# The Household Production Function

I was wondering whether someone can explain the household production function (HPF). Specifically, the variant presented in Patanayak et al (2005). The paper uses the HPF to determine household willingness to pay for improved water supplies. The HPF model theorizes that averting expenditures (coping costs) are lower bound to willingness to pay (WTP). However other people (e.g. Orgill-Meyer et al (2018)) talk about how including sunk costs (expensive tank assets, pumps, etc) when calculating coping can reverse this relationship causing coping costs to be upper bound to WTP. However, Patanayak et al, 2005 includes amortized sunk costs in his coping cost calculations and the HPF premise still holds.

This is confusing me a bit.

I know the question is elementary but I am really not an economist. Can someone please clarify this?

I have only read the abstracts, but the two statements aren't conflicting.

From Wikipedia, a production function gives the technological relation between quantities of physical inputs and quantities of output of goods. A household production function is a form of that idea that looks out how households combine inputs to get outputs that they consume such as water.

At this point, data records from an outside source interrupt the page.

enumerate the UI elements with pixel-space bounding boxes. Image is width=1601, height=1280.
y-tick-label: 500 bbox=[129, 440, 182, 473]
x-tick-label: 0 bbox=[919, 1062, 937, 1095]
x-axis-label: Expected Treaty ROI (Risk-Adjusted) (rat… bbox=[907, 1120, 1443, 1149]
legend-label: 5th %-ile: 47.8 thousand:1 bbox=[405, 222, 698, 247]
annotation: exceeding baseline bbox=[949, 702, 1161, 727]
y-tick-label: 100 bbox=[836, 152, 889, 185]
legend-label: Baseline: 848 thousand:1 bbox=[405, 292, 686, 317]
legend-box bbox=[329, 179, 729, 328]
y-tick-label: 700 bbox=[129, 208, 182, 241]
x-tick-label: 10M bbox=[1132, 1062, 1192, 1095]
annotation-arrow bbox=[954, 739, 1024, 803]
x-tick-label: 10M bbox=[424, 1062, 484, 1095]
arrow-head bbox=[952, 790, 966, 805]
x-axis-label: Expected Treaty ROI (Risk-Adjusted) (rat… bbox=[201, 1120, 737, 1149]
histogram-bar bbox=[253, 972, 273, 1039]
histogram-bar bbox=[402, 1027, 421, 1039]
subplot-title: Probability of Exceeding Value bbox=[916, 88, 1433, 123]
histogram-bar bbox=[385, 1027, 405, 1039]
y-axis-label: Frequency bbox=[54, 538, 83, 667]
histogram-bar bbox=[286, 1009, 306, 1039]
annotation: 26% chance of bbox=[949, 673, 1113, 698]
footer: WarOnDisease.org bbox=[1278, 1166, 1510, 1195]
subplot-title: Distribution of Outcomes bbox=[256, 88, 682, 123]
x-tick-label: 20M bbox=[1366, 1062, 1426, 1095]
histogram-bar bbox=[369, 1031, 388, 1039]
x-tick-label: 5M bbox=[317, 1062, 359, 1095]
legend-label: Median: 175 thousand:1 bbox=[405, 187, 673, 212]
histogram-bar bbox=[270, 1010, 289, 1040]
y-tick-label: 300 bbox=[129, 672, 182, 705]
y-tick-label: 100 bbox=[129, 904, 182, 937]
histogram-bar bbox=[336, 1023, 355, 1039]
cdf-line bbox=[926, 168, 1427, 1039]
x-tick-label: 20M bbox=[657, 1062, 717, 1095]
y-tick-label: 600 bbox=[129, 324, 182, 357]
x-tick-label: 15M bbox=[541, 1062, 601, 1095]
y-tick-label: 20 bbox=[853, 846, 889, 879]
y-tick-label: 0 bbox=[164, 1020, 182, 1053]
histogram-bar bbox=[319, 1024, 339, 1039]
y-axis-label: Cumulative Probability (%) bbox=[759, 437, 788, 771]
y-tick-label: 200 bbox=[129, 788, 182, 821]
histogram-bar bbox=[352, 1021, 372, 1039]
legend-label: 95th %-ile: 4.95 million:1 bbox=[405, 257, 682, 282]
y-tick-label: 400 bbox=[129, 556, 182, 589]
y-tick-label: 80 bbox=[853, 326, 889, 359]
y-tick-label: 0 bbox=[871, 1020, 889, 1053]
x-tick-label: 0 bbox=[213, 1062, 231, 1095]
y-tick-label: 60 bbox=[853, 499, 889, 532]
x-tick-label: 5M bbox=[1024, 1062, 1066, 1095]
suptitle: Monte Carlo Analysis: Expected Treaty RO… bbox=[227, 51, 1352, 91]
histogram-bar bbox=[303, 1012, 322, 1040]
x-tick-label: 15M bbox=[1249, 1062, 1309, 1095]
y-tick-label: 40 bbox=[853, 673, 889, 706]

Under the HPF model, water is considered as an output that households consume. However, there are many ways to combine inputs to obtain water: you can use utility based water if the infrastructure for that exists or non-utility based water (involving personal tanks, pumps, etc). The assumption is that households will be willing to pay for the utility based water infrastructure at least the amount that it takes to upkeep their non-utility based water that they currently own accounting for the sunk costs of the upfront purchase of the tanks and pumps. And hence that is the "lower bound to WTP". But this assumes that the utility based water is higher quality than what households already have. As noted in the abstract of the latter paper, "[w]e attribute this departure from the traditional relationship between averting expenditures and contingent valuation to the lack of household confidence in the quality of utility-provided water." Hence, current coping costs become an upper bound to WTP. To put it differently, if households believed utility based water is exactly equivalent to what they currently have, then the WTP would be exactly equal to current coping costs.